J’aimerais bien me mobiliser en faisant la grève des notes, mais je ne sais pas comment m’y prendre ?

Ne partez pas seul·e dans votre coin en rétention des notes. L’isolement limite la portée de votre action et vous met en porte-à-faux avec vos interlocuteurs en matière d’enseignement. Si vous souhaitez faire la rétention des notes pour telle(s) raison(s) au sein de votre UFR, le plus simple est d’en parler à vos collègues non titulaires (via les élu·e·s de votre ED, la mailing-list des doctorant·e·s de votre ED), d’organiser à plusieurs une Assemblée Générale des enseignant·e·s non titulaires de votre UFR, et d’en débattre : quelles revendications ? Quel(s) mode(s) d’action pour les voir aboutir ?
Mieux, vous pouvez vous mettre en relation avec les doctorant·e·s et docteur·e·s sans poste des autres UFR et écoles doctorales, et organiser des AGs des non titulaires à l’échelle de votre université. Vous constaterez très vite que les problèmes sont les mêmes au sein de chaque composante, avec néanmoins quelques variantes, et que l’organisation collective est porteuse de solutions. Pensez, à l’occasion de vos AGs, à faire passer des feuilles de contact, où chacun·e des présent·e·s note son adresse électronique, pour constituer une mailing-list des non titulaires mobilisé·e·s (à l’échelle d’un, deux, ou plusieurs UFRs), vous coordonner et vous rencontrer régulièrement.
La grève des notes étant une modalité d’action collective, elle doit se voter en AG. Le plus simple étant de mettre au vote la grève des notes jusqu’à la date de l’AG suivante, et procéder ainsi tout le long.
Vous pouvez annoncer collectivement auprès de l’administration la rétention des notes :

  • À l’échelle de l’Université, en vous adressant (par mail via l’adresse électronique de votre collectif, par communiqué, autre) à la Présidence, en listant vos revendications et précisant votre/vos modalité(s) d’action.
  • À l’échelle de votre UFR, en vous adressant à votre administration avec les collègues de votre UFR, en précisant pourquoi vous faites la rétention des notes.

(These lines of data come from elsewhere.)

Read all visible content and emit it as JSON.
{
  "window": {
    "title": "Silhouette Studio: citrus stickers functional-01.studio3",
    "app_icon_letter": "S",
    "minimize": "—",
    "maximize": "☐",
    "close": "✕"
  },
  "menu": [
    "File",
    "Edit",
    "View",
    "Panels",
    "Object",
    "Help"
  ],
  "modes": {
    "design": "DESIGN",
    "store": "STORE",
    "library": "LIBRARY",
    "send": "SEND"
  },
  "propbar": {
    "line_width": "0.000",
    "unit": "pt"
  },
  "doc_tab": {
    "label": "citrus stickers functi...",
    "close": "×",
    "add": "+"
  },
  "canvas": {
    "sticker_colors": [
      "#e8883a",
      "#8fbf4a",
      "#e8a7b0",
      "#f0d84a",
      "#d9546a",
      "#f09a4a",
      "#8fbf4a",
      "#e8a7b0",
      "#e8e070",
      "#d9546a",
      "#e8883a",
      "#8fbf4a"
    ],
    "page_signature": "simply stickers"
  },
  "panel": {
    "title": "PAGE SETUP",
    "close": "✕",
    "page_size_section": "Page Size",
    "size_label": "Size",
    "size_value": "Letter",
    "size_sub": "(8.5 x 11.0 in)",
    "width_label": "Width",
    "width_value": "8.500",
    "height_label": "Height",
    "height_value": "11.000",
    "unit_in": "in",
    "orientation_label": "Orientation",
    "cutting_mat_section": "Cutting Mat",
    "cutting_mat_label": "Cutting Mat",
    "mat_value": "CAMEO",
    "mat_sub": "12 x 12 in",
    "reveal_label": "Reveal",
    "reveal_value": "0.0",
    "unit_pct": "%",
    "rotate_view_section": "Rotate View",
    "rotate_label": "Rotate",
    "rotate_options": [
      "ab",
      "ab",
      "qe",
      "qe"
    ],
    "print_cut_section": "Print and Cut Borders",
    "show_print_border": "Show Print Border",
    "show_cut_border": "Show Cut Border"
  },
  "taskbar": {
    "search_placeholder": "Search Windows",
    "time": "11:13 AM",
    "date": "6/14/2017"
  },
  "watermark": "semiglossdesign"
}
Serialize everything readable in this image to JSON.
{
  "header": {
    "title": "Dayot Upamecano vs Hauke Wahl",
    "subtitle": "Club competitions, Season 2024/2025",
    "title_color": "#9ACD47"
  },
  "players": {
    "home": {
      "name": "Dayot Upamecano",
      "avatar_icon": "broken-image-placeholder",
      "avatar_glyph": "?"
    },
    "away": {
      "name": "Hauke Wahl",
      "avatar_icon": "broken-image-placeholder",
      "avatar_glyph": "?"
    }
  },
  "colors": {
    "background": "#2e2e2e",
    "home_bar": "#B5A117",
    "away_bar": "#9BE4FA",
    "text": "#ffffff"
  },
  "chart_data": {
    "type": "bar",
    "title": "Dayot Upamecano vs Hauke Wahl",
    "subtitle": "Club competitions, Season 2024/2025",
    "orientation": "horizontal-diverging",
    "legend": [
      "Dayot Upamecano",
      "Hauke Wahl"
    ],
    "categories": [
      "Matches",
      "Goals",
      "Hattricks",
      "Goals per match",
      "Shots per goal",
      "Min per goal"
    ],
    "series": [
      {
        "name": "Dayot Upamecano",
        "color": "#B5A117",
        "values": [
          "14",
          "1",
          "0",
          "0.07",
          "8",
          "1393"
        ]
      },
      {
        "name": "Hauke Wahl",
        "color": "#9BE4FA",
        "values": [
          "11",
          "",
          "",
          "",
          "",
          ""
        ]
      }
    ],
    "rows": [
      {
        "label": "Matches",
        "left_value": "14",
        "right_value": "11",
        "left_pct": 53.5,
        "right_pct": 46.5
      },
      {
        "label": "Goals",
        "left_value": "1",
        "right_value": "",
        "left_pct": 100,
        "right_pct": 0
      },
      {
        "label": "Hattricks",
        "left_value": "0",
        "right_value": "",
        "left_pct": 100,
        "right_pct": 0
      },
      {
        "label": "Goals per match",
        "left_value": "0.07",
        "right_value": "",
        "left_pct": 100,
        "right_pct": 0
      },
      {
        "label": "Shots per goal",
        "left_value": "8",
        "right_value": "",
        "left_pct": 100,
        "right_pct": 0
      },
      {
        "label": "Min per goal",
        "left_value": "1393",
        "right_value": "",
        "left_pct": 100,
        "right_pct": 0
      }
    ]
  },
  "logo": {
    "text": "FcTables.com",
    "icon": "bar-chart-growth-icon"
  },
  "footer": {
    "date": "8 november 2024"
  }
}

Dès lors, vous recevrez probablement des mails qui vous seront collectivement adressés, en particulier par l’administration de votre UFR. À vous de décider si vous y donnez suite ou non, mais il n’est pas utile de braquer vos collègues administratifs en ne donnant pas suite à leurs demandes. Soyez pédagogues, vis-à-vis de vos collègues personnels administratifs et des étudiant·e·s sur la grève que vous conduisiez, c’est le meilleur moyen qu’elles et ils vous soutiennent.

La date butoir est passée et l’on n’a pas saisi les notes, que fait-on ?

Une fois la première date butoir passée, vous êtes officiellement en rétention des notes. Pour une rétention au premier semestre, l’effet perturbateur est moindre, étant donné que contrairement à une rétention des notes au second semestre, il n’y a pas d’enjeux afférent à une remise en cause de la tenue des rattrapages et de la délivrance des diplômes. La plupart des universités fixent des délais conséquents entre la date butoir et la date à laquelle le fonctionnement de l’université est effectivement perturbé. C’est dans ce laps de temps que se jouera l’efficacité et les réussites éventuelles de votre mouvement. Discutez la prolongation de la rétention en Assemblée Générale et voyez comment évoluent vos discussions avec la Présidence de votre université quant à vos revendications.

C’est sympa la rétention, mais c’est un peu ennuyeux ! Que faire de plus ?

Plein de choses. D’une part communiquer autour de votre rétention, sur les listes de diffusion de votre université, de votre discipline, en y transmettant vos productions écrites, vos revendications, éventuellement des infographies. Vous pouvez travailler à amplifier le rapport de forces qui vous oppose à la Présidence de l’université en couplant la rétention à d’autres actions : non surveillance des examens et/ou grève des examens ; rassemblements et perturbation des conseils centraux de votre université (les rassemblements devant les conseils d’administration sont un outil de visibilisation de la grève intéressant) ; affichage sur les panneaux de votre université à propos de votre mouvement; piquet de grève ; tractage auprès des étudiant·e·s, tours de services pour communiquer sur votre grève auprès des personnels administratifs.

Concrètement, qu’est-ce que l’on risque ?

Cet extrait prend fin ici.